A obra de Dom Helder, o profeta, permanece no espírito e nas atitudes fundamentais daqueles que seguem de perto Jesus Cristo e procuram vivenciar os valores do seu Reino de amor, justiça e paz. Como todo profeta, foi incompreendido por muitos e seguido por multidões. Um dos sinais do verdadeiro profeta é o discernimento, não a adivinhação.
Geralmente, o que acompanha o autêntico profeta é a visão magnânima sobre o presente, investindo no futuro melhor. O profeta genuíno possui, antes de tudo, uma perspectiva de fé e de esperança que não decepciona, nem o deixa cair no desânimo nem permite que as pessoas se desencorajem. Para além do cumprimento da profecia encontra-se a abertura de perspectivas e de iniciativas coerentes, baseadas em valores perenes e não em modas peregrinas.
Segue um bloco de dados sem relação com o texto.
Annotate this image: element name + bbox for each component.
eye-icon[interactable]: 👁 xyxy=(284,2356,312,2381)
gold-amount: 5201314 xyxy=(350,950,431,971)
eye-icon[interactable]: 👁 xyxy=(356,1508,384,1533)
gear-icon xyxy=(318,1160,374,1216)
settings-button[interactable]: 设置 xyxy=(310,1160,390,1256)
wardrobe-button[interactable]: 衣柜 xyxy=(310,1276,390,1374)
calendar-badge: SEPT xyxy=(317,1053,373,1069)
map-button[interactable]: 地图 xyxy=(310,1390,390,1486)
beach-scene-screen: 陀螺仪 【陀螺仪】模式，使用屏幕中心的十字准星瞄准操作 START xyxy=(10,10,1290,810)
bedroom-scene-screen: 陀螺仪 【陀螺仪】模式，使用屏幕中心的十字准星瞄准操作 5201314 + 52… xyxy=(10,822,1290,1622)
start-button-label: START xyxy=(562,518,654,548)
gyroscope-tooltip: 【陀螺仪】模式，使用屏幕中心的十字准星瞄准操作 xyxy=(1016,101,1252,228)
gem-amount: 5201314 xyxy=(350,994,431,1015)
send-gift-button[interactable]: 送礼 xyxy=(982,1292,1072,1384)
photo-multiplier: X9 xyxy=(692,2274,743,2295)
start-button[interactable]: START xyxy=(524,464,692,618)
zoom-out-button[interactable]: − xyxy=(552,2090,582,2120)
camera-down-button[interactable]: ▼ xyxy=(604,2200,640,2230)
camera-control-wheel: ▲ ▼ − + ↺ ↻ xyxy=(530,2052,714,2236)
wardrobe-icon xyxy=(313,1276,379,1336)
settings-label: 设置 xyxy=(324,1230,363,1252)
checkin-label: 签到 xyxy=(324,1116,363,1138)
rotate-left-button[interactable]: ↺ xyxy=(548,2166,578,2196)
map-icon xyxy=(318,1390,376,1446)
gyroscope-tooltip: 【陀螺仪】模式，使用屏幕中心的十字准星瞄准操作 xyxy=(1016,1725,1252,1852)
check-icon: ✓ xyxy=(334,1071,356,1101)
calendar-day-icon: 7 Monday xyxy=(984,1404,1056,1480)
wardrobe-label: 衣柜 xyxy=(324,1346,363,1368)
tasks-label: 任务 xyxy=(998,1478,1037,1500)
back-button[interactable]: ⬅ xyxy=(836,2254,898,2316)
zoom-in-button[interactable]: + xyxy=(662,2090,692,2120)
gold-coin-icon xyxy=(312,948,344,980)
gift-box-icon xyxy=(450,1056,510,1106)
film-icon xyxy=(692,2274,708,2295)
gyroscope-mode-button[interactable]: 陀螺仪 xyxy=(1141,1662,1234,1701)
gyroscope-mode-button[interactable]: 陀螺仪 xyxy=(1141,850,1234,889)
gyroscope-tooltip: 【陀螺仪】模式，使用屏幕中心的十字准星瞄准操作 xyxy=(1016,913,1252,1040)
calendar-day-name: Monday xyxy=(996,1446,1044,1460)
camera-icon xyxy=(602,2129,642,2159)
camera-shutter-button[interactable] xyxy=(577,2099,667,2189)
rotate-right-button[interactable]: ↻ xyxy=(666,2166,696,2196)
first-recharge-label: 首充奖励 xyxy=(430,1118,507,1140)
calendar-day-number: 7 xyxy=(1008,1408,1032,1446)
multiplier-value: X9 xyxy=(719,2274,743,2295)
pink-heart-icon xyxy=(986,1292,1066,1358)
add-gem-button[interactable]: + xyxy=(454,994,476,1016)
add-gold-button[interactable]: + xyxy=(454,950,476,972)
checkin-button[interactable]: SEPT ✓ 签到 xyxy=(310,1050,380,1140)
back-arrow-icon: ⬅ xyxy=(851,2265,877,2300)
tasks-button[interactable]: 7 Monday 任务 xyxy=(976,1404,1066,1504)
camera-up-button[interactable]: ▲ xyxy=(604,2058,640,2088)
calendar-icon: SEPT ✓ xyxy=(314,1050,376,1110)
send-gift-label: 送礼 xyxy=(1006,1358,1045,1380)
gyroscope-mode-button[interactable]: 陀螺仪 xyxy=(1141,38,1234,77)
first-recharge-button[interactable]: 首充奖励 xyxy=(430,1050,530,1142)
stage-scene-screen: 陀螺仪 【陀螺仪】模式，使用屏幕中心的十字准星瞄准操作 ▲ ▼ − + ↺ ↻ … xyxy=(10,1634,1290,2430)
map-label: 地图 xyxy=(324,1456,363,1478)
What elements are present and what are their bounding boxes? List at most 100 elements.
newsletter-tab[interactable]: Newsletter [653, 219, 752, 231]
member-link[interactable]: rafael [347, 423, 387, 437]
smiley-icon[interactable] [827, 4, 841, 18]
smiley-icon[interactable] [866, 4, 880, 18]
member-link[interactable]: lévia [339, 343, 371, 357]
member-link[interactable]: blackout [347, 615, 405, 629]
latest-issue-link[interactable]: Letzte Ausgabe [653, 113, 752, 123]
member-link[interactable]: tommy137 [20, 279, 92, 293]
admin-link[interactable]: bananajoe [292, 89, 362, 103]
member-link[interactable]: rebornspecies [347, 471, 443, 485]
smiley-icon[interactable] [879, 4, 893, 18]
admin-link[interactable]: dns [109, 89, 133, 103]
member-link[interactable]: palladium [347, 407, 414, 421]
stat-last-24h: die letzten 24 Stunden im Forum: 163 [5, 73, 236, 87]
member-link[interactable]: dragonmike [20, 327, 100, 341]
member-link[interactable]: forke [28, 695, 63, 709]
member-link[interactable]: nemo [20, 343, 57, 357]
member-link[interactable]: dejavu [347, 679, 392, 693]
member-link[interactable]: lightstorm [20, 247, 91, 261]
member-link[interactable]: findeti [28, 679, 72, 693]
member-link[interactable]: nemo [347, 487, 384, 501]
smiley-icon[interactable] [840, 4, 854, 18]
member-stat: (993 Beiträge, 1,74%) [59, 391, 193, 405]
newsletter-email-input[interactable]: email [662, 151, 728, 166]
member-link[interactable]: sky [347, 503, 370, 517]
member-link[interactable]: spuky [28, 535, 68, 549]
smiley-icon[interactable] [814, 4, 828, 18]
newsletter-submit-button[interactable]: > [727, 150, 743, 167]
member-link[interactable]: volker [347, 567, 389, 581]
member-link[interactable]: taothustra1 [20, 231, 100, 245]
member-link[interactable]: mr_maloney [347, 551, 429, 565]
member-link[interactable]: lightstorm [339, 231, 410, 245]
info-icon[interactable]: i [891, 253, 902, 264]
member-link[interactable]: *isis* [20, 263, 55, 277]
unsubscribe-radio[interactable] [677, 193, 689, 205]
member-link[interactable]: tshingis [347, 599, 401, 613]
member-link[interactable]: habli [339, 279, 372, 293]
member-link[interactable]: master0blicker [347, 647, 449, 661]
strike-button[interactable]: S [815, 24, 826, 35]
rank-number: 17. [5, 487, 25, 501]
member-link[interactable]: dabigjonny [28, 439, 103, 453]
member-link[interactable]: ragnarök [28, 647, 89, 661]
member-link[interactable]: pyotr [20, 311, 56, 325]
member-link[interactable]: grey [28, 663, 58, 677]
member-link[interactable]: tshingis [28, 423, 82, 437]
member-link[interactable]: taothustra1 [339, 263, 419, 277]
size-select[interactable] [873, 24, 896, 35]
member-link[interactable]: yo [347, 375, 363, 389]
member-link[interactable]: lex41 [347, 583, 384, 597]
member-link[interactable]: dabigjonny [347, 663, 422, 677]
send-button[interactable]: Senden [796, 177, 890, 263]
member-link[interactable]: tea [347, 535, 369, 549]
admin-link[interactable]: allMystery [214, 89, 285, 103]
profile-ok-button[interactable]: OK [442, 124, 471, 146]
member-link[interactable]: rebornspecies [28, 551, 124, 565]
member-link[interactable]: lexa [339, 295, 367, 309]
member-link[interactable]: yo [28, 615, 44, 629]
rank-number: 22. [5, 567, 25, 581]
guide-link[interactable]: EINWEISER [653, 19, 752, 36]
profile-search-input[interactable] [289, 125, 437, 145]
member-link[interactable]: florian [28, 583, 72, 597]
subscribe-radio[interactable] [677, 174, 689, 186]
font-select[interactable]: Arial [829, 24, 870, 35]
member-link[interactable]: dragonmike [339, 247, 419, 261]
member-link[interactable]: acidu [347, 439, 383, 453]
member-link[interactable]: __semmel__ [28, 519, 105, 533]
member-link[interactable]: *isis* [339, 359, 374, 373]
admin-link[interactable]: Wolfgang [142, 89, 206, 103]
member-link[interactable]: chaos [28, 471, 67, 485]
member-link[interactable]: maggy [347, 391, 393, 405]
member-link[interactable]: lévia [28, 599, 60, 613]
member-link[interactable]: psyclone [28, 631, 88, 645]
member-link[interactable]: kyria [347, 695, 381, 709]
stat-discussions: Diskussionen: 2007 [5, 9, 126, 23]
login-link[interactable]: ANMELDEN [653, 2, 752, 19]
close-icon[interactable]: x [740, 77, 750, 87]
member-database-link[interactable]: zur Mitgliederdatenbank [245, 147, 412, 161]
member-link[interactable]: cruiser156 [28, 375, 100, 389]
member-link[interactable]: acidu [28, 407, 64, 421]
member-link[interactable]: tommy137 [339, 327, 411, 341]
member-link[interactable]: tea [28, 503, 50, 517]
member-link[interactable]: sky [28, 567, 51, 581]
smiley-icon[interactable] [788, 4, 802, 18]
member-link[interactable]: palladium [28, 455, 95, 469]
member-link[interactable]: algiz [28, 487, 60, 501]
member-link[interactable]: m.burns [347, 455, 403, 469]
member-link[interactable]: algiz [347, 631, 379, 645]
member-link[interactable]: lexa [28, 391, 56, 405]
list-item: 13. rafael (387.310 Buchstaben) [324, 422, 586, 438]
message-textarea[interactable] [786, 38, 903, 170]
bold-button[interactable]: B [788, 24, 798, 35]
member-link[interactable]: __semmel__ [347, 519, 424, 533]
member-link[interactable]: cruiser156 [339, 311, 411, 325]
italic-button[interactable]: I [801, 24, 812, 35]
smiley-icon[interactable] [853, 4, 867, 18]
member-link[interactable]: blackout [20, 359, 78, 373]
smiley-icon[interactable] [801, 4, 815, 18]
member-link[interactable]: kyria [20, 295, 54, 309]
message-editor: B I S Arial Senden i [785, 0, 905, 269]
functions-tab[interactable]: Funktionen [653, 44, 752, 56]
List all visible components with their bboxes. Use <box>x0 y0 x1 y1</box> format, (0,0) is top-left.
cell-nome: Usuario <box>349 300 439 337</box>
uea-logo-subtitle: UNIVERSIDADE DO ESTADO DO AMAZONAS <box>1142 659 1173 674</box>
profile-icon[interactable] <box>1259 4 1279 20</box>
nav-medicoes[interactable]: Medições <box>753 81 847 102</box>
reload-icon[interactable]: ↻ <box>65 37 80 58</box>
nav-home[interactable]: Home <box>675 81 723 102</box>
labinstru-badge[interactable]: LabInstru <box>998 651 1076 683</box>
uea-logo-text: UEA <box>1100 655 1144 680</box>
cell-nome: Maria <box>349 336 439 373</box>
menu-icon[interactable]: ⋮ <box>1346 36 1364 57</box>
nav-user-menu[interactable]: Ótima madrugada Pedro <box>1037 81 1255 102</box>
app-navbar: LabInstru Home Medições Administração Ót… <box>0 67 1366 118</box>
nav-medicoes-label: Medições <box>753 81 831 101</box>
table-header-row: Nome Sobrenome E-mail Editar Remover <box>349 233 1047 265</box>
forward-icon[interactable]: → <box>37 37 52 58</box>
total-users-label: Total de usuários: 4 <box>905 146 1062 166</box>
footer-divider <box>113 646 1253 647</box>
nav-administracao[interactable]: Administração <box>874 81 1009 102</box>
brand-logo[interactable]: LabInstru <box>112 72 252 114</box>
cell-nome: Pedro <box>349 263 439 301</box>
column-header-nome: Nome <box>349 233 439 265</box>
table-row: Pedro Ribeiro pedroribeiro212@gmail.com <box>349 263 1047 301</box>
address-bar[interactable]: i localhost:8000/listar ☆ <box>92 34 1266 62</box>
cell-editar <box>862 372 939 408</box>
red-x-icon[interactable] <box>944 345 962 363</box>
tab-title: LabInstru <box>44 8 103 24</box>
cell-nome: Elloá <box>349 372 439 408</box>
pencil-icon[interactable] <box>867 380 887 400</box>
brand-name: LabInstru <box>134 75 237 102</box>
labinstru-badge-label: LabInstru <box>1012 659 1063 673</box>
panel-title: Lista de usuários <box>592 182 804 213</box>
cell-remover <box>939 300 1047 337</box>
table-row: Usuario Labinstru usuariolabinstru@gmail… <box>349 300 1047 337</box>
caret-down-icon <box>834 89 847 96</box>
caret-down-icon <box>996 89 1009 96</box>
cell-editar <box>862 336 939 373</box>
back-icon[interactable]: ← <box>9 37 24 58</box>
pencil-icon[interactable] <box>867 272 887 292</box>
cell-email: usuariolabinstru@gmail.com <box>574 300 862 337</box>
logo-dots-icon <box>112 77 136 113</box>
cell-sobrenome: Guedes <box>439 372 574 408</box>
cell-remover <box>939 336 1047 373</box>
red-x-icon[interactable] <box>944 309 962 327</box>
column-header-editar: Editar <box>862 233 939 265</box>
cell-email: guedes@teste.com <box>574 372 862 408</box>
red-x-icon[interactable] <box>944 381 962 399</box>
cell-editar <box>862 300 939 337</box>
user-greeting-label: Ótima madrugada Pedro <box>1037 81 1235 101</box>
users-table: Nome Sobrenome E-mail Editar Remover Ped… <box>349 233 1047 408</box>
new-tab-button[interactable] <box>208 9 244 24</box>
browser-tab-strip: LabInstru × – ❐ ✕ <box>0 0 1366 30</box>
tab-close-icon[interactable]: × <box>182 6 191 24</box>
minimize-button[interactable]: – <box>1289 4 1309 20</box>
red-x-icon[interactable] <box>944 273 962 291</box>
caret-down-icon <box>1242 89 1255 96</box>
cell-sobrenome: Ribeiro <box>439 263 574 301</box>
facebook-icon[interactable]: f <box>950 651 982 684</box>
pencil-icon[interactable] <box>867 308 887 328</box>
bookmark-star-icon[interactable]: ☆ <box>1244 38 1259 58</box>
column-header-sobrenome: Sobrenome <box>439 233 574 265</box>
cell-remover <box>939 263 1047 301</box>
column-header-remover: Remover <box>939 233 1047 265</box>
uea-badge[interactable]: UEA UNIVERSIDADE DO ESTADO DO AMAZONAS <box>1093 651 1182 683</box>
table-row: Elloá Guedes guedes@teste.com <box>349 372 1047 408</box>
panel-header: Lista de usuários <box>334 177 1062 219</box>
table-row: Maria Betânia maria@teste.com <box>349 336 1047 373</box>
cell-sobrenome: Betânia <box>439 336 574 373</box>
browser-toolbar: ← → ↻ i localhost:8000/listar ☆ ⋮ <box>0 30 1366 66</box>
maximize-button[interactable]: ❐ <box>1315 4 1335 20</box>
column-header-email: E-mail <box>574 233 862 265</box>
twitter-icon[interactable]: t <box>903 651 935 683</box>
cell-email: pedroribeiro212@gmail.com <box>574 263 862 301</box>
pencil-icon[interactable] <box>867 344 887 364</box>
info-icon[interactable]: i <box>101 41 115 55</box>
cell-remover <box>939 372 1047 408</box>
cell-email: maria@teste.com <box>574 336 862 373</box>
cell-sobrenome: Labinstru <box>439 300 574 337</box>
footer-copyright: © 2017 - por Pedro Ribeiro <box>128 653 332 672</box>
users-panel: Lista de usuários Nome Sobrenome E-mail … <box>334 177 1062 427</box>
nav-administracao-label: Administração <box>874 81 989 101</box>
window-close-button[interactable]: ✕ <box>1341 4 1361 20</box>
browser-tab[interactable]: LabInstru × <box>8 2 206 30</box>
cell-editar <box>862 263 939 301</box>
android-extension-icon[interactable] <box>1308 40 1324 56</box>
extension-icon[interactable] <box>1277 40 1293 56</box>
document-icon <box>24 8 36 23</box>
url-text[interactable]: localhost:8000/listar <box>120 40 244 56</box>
Há algumas afirmações de Dom Helder que ilustram tudo o que estamos querendo dizer. Uma delas é esta: "Feliz de quem entende que é preciso mudar muito para ser sempre o mesmo". Outra é característica de um lutador, que começa a vencer o seu próprio egoísmo para servir aos outros: "Somente as grandes humilhações nos levam ao recesso íntimo de nós mesmos, lá onde as fontes interiores nos banham de luz, de alegria e de paz". Para completar, ainda um terceiro pensamento: "As pessoas te pesam? Não as carregue nos ombros. Leve-as no coração".
* Dom Aldo Di Cillo Pagotto, SSS, Arcebispo da Paraíba - PB.